As always, WWDC will be dedicated to offering engineers guidance on building apps and implementing new features. But on Monday Apple should give consumers more than enough to chew on with its “Platforms State of the Union,” where we’ll get the latest updates coming to Apple’s services.

Big changes may be coming for the next iOS (14), which rumors suggest could allow users to set third-party apps like Spotify or Google Maps as defaults over Apple Music and Apple Maps, according to CNET.

By allowing for third-party apps to be defaulted, Apple can argue that it’s taking steps to even the playing field. And European competition commissioner Margrethe Vestager has mentioned the EC was focused on ensuring Apple’s rules are not distorting competition in markets where it’s competing with app developers.

Still, that would be far from enough to remedy Apple’s headaches, which are specifically concerned with its requirement of App Store apps to use its own payment tech for in-app purchases (IAPs) and subscriptions, from which it could take a 15%-30% cut.

The issue with Apple’s digital goods tax is twofold. For one, it’s extremely difficult for smaller apps like e-book seller Kobo to operate in the green while giving up 30% of each sale. Second, the tax appears to be applied almost arbitrarily at times, with certain apps like Prime Video and Canal+ being able to avoid it. 

Since Apple is providing iOS developers with access to a large consumer base in a cleanly curated App Store, an immediate compromise/way to address the issue would be to apply some sort of sliding scale on the cut it takes from IAPs, based on the size of an app. 
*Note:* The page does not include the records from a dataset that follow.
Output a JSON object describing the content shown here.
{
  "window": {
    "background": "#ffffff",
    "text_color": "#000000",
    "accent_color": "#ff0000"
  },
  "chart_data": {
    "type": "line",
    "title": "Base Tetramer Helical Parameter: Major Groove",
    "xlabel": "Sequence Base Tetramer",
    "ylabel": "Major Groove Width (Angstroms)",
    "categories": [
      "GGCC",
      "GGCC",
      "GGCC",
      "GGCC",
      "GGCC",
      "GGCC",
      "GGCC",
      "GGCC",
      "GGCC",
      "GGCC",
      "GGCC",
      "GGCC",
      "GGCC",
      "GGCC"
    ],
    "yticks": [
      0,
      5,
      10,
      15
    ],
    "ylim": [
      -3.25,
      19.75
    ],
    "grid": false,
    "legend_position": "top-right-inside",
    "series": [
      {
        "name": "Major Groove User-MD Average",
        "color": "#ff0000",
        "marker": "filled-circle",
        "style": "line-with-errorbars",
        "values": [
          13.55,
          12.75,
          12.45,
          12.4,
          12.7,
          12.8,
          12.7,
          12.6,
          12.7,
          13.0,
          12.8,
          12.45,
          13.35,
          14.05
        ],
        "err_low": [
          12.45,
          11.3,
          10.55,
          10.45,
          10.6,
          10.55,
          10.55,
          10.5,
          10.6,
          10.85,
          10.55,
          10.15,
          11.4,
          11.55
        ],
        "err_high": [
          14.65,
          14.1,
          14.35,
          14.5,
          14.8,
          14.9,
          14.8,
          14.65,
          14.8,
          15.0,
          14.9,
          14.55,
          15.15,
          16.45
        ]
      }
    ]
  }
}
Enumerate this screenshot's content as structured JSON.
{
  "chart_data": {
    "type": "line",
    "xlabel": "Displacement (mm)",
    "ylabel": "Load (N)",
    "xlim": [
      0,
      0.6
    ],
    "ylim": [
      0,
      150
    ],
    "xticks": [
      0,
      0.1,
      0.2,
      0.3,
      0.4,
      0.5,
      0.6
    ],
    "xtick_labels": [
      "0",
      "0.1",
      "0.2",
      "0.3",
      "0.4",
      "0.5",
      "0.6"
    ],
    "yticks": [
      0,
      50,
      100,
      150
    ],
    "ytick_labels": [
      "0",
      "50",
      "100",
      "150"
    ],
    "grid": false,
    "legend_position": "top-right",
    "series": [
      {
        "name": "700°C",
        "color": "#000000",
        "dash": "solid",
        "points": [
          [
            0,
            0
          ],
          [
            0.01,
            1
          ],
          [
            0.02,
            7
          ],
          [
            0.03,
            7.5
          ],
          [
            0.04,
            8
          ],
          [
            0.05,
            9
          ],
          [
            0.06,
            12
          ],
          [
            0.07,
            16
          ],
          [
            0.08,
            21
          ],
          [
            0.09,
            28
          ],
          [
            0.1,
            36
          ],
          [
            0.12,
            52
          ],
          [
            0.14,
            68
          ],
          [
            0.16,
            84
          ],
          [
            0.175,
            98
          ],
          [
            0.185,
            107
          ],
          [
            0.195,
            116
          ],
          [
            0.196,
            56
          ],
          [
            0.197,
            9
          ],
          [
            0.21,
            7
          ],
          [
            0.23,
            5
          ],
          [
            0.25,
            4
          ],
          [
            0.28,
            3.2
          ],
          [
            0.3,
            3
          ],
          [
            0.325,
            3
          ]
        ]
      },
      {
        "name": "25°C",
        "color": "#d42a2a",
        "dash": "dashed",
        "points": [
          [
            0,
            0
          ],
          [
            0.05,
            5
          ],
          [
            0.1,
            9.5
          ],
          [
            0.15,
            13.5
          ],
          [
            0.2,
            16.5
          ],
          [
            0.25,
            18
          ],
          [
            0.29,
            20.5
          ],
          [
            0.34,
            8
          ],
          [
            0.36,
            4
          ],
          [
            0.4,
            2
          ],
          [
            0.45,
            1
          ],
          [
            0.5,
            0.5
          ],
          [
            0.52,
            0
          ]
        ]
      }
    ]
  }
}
Sure, this would mean Apple gets less from the massive revenue pot of the app store, which totaled $55 billion in revenue and supported $519 billion in billings and sales 2019. But it would also probably mean less grief from developers and regulators, which both don’t appear ready to ease up off the gas pedal any time soon. 

Moreover, increased uptake of its own services, like Apple TV+, could make up for some of the revenue lost via in-app purchases. iOS14 code suggests there may be a new Siri remote for Apple TV, according to 9to5Mac, and a new cheaper version of the remote (it’s currently $60 on Apple’s website) could make purchasing an Apple TV box more appealing to some.

Meanwhile, a bundle of Apple’s various services has been rumored to be in the works for a while, and announcing that at WWDC could be a boon for TV+. The service only had about 5 million active users as of February, but discounted access to the service, which is set to get big movies like “Greyhound” and Scorsece’s next mega-movie “Killers of the Flower Moon,” would likely drive some to sign-up.